Helaan napas lega meluncur begitu saja saat Saka melihat Maya sedang memunggunginya, menatap jalanan Jakarta yang padat merayap dalam diam. Saka langsung berjalan mendekati Maya lalu memeluk tubuhnya dari belakang dengan erat, membuat Maya sedikit tersentak karena ulahnya.

“Astaga, Saka! Kamu bikin jantungan saja.”

“Saya udah ketuk beberapa kali, tapi kamu nggak bukain pintu. Saya khawatir karena kamu belum keluar ruangan sejak suamimu pergi.”

Maya mengelus lembut tangan kekar Saka yang melingkar di perutnya. Ada keheningan beberapa jenak di antara mereka.

“Brian menggugat cerai saya. Ternyata dia punya perempuan lain satu tahun terakhir.”

“Apa?”

Saka refleks melepas pelukannya, lalu memutar tubuh Maya hingga mata mereka saling beradu. Dari tatapannya, Maya tahu kalau ada sedikit binar bahagia terpancar dari sana.

“Dan kamu setuju untuk cerai?” tanyanya lagi, penasaran setengah mati.

“Saya tidak cukup bodoh untuk mempertahankan rumah tangga yang sudah tidak sehat seperti ini,” jawab Maya yakin. “Lagi pula, saya sudah bilang ke Brian kalau saya tidur di ranjangnya dengan anak magang di tim saya. Saya juga bilang kalau saya pernah bercinta di meja kantor dengan anak magang itu.”

Saka melotot. Ada rasa kaget, tak percaya, sekaligus senang bersarang di hatinya.

Apa ini jadi tanda kalau Maya mulai membuka hati untuknya?

“Kamu jangan senang dulu, Sak. Hubungan kita masih akan terus seperti ini, setidaknya sampai proses perceraian saya selesai. Untuk sementara, kita seperti sekarang saja, ya?”

Meski kecewa, Saka yang tak ingin membebani Maya pun memilih untuk mengangguk patuh. Asal tetap bersama Maya, dia menerima apa pun permintaannya.

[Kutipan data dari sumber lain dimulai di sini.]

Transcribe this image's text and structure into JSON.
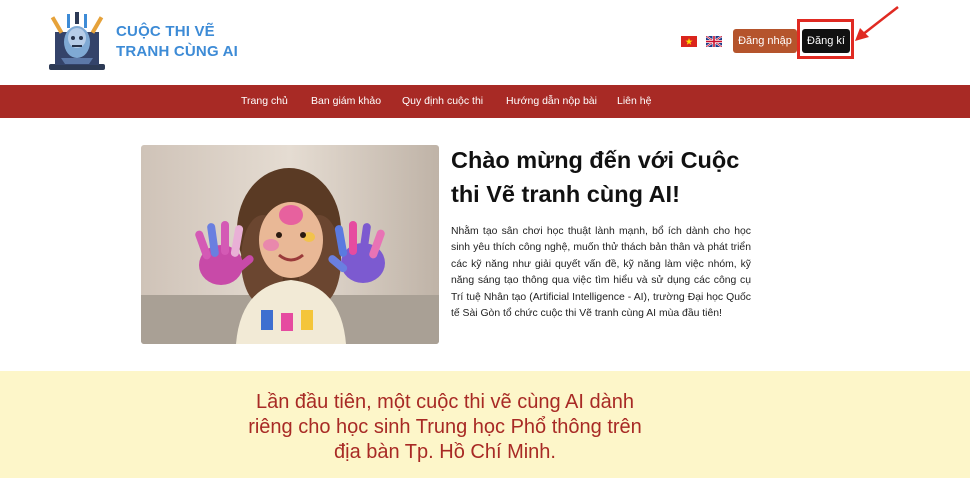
{
  "header": {
    "logo_line1": "CUỘC THI VẼ",
    "logo_line2": "TRANH CÙNG AI",
    "login_label": "Đăng nhập",
    "register_label": "Đăng kí"
  },
  "nav": {
    "items": [
      {
        "label": "Trang chủ"
      },
      {
        "label": "Ban giám khảo"
      },
      {
        "label": "Quy định cuộc thi"
      },
      {
        "label": "Hướng dẫn nộp bài"
      },
      {
        "label": "Liên hệ"
      }
    ]
  },
  "hero": {
    "title": "Chào mừng đến với Cuộc thi Vẽ tranh cùng AI!",
    "description": "Nhằm tạo sân chơi học thuật lành mạnh, bổ ích dành cho học sinh yêu thích công nghệ, muốn thử thách bản thân và phát triển các kỹ năng như giải quyết vấn đề, kỹ năng làm việc nhóm, kỹ năng sáng tạo thông qua việc tìm hiểu và sử dụng các công cụ Trí tuệ Nhân tạo (Artificial Intelligence - AI), trường Đại học Quốc tế Sài Gòn tổ chức cuộc thi Vẽ tranh cùng AI mùa đầu tiên!"
  },
  "banner": {
    "text": "Lần đầu tiên, một cuộc thi vẽ cùng AI dành riêng cho học sinh Trung học Phổ thông trên địa bàn Tp. Hồ Chí Minh."
  },
  "colors": {
    "brand_red": "#a82a25",
    "logo_blue": "#3d8bd6",
    "login_bg": "#b5542c",
    "register_bg": "#111111",
    "banner_bg": "#fdf6c9",
    "annotation_red": "#e02a22"
  },
  "icons": {
    "logo": "robot-artist-logo",
    "flag_vi": "vietnam-flag-icon",
    "flag_en": "uk-flag-icon",
    "annotation": "red-arrow-icon"
  }
}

Maya beringsut maju lalu merengkuh tubuh menjulang Saka, membenamkan wajahnya di dada bidang pria tersebut.

“Walaupun hubungan kita dimulai dengan cara yang salah, saya tidak menyesal sudah memilih jalan ini. Setidaknya saya tidak terlihat menyedihkan di depan Brian si berengsek itu. Terima kasih, Saka.”

Saka tersenyum lebar mendengar pengakuan Maya. Meski tidak ada kata “suka” atau “cinta” terlontar dari mulut Maya, tapi Saka sudah merasa puas. 

“Padahal saya berencana merebut kamu dari suamimu. Ternyata suamimu sendiri yang melepaskan istri secantik dan sepanas kamu demi perempuan lain,” bisik Saka yang langsung dibalas Maya dengan cubitan kecil di perut berototnya.

“Omong-omong soal panas … kayaknya ini waktu yang tepat buat menghukum kamu.”

Maya memekik kecil saat Saka mengangkat tubuhnya lalu mendudukkannya di atas meja. Mata mereka kembali beradu dengan senyum yang tak mau luntur. 

Maya suka posisi ini. Maya suka saat wajah Saka berada tepat di depan wajahnya. Pria itu terlampau tinggi saat sedang berdiri, membuat Maya tidak bisa leluasa ketika ingin menatapnya.

“Saya sayang kamu, May,” ungkap Saka sebelum meraih bibir ranum Maya lalu melumatnya dalam.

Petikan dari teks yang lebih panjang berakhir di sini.